Так можно извратить любого писателя. Примеров не счесть. Но литература состоит не только из Гомера и Толстого. В литературе есть Овидий и Мопассан. Дон Кихот или Дон Жуан ничуть не хуже Ахиллеса или Наполеона!

Нет такой книги, которую я не читаю. Все, что подвернется под руку. Но никогда не выделял из них одну или две. И чеченская литература меняется с каждым днем. Скажем, делает успехи. Я читаю и Ахмадова, и Эльсанова. И стараюсь понять их. Видел, как читатели критиковали их. (Но это не мешает им издавать свои книги.)

Удивителен этот мир! Может, и они считают, что их никто не понимает. Наверное, об этом стих Лукиана:

Все это я, Лукиан, написал, зная глупости древних.

Глупостью людям, порой, кажется мудрость сама.

Нет у людей ни одной безупречно законченной мысли.

Что восхищает тебя, то пустяки для других.

1

Не хочу, чтобы люди считали пустяком то, что я считаю делом своей жизни. Если критика в мой адрес – это Дамоклов меч, на мне должна быть «броня» знаний. Поэтому читаю не только художественную литературу, но критические и литературоведческие работы.

Поразительно, до чего могут ошибаться критики и историки литературы в оценке писателя. Белинский умер с сожалением, считая, что он переоценил молодого Достоевского. Долгое время во Франции держалось мнение, что гений Бальзака «начинается с изображения вульгарного и порочного» (Лансон). Но цель писателя быть не увеселителем публики, а улучшать нравы своего времени, считал Бальзак.

Нужно громко говорить о болезнях современного общества, чтобы вылечить его, утверждал Золя. И я придерживался этой концепции. Но у наших издателей и критиков другое мнение.

…Я начал свою одиссею с редакции газеты «Знамя коммунизма» (Шалинский район). Хамид Хатуев переехал на работу в Грозный, сказали мне. «Отделом культуры» заведовал Абу Уциев. Пародист.

Я дал ему несколько рассказов. Намереваясь выпустить около двадцати рассказов, прежде чем отдать в книжное издательство, я хотел узнать, как люди их воспримут. Районная газета показала бы это.

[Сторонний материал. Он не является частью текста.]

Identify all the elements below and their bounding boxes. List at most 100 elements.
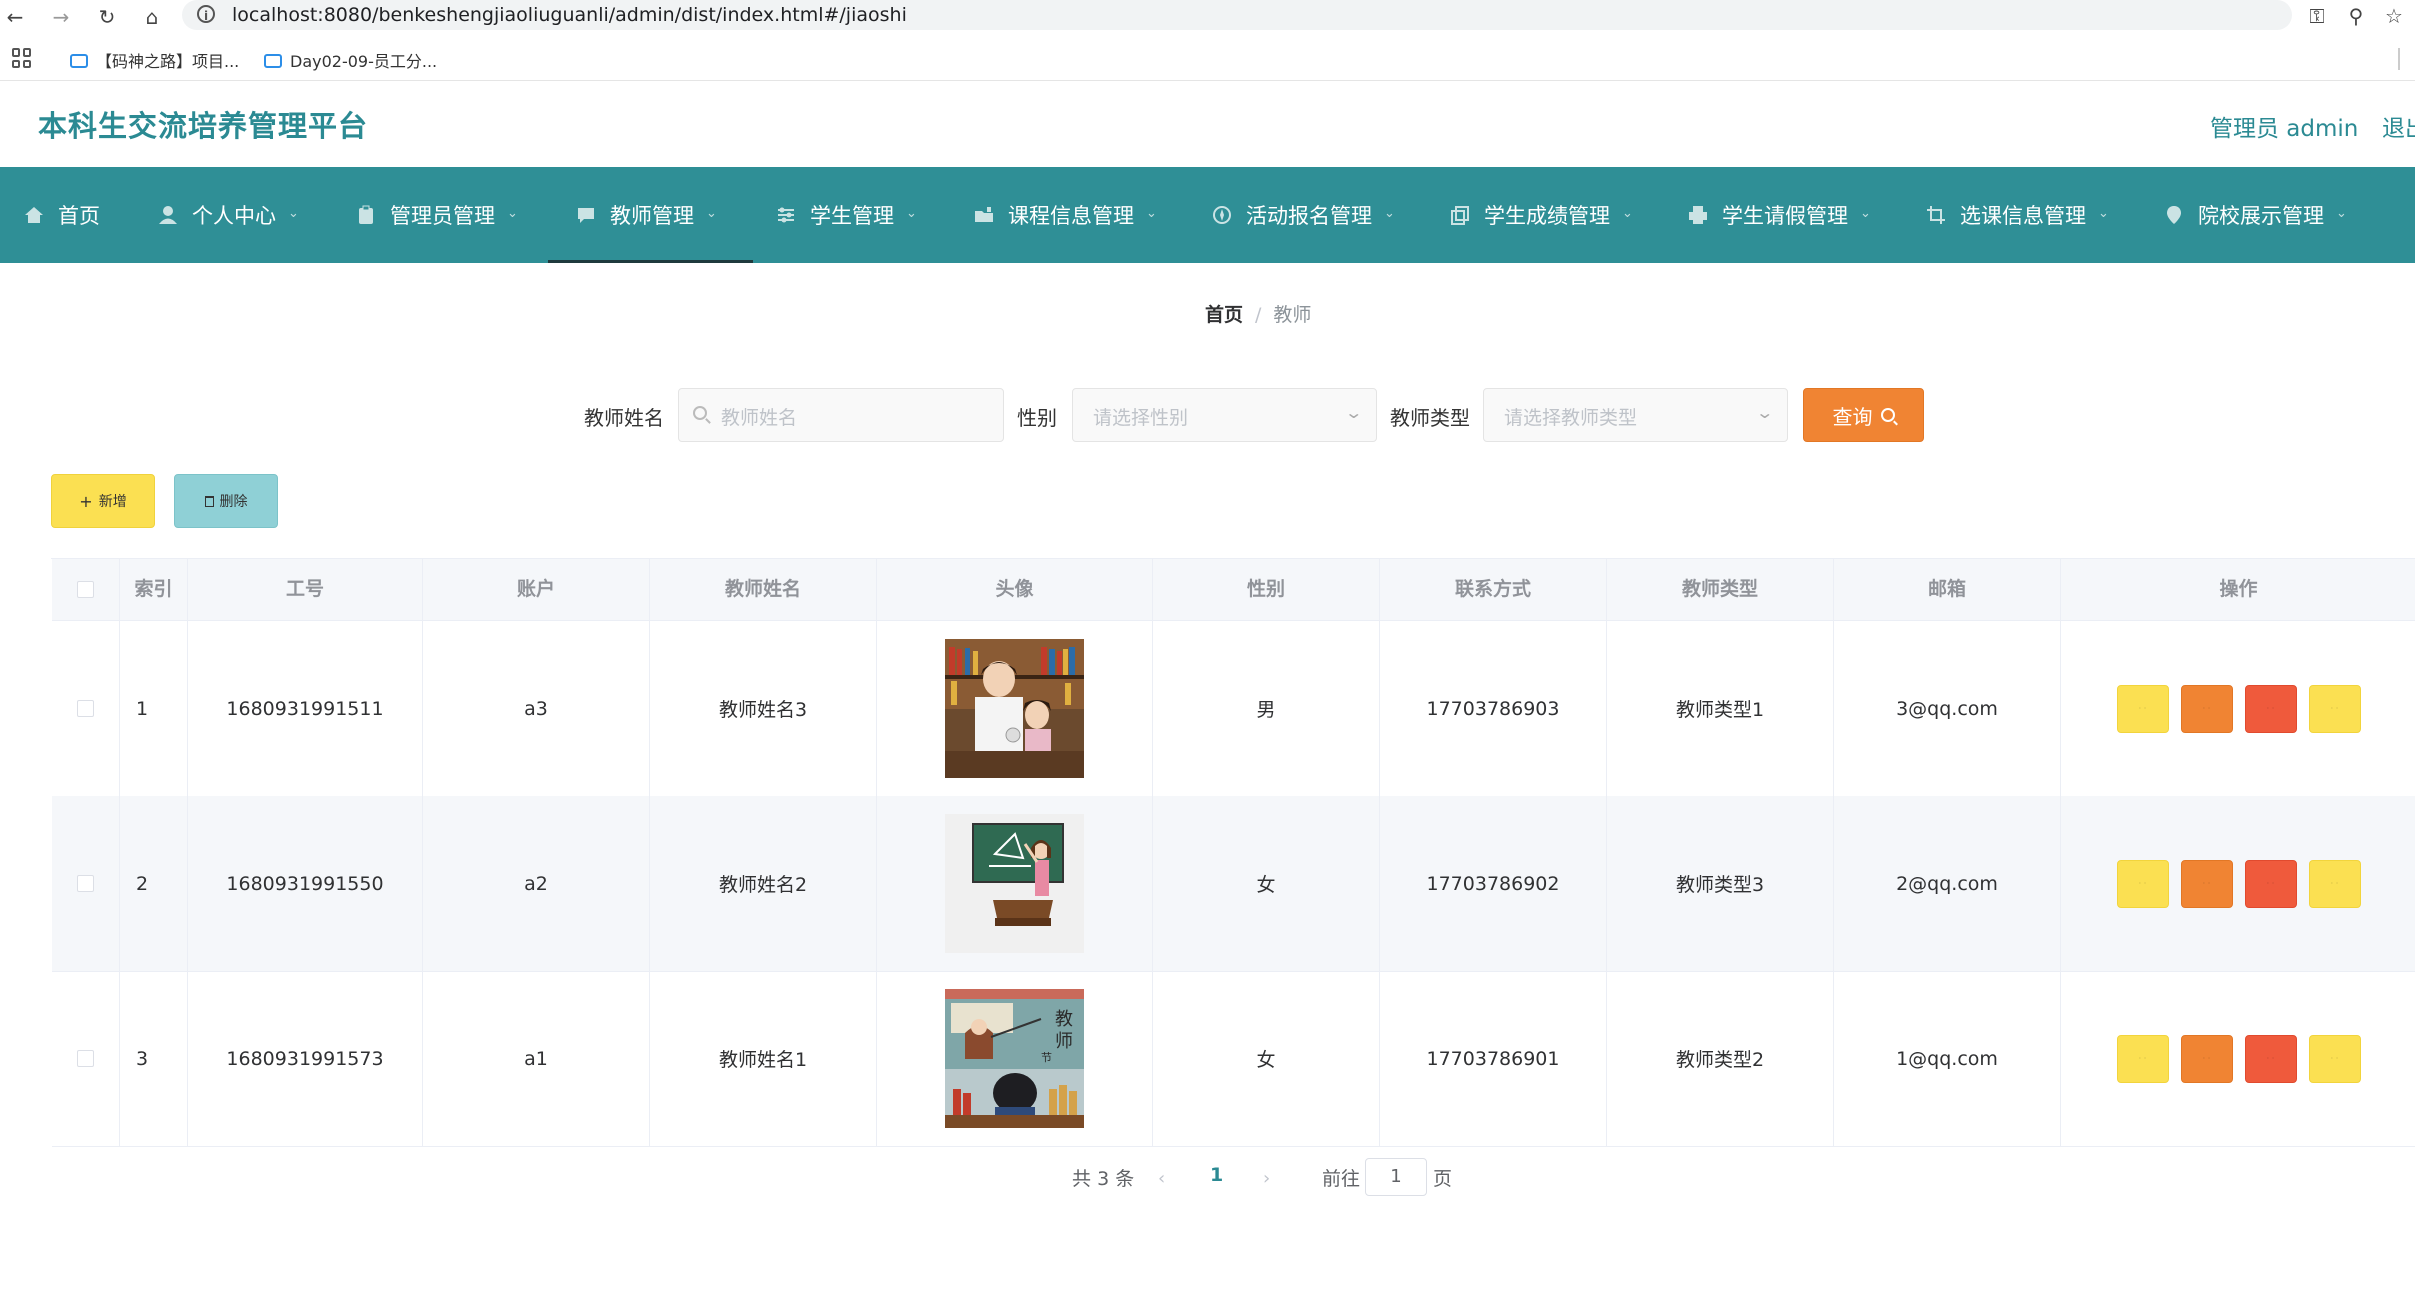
view-button[interactable]: · · (2116, 1034, 2169, 1083)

– С уходом Хамида работа нами не заброшена, – рассказывал Абу.

Пригласил на ежемесячное собрание литературного объединения. Там я нашел нескольких товарищей. В том числе и Сайд-Али Юсупова, лет 50. Его короткие рассказы вышли в свет в коллективном сборнике «Солнце в глазах» (1986 г.). Его считали здесь главным специалистом по прозе. Особенно перед начинающими.

Мне предоставили слово. Я прочитал небольшой рассказ о злой мачехе, о нелегкой судьбе брата и сестры, рано лишившихся родителей. Скорее, это была миниатюра или притча, основанная на реальных событиях, с использованием фольклорных мотивов. Началось обсуждение. Первым высказался Сайд-Али.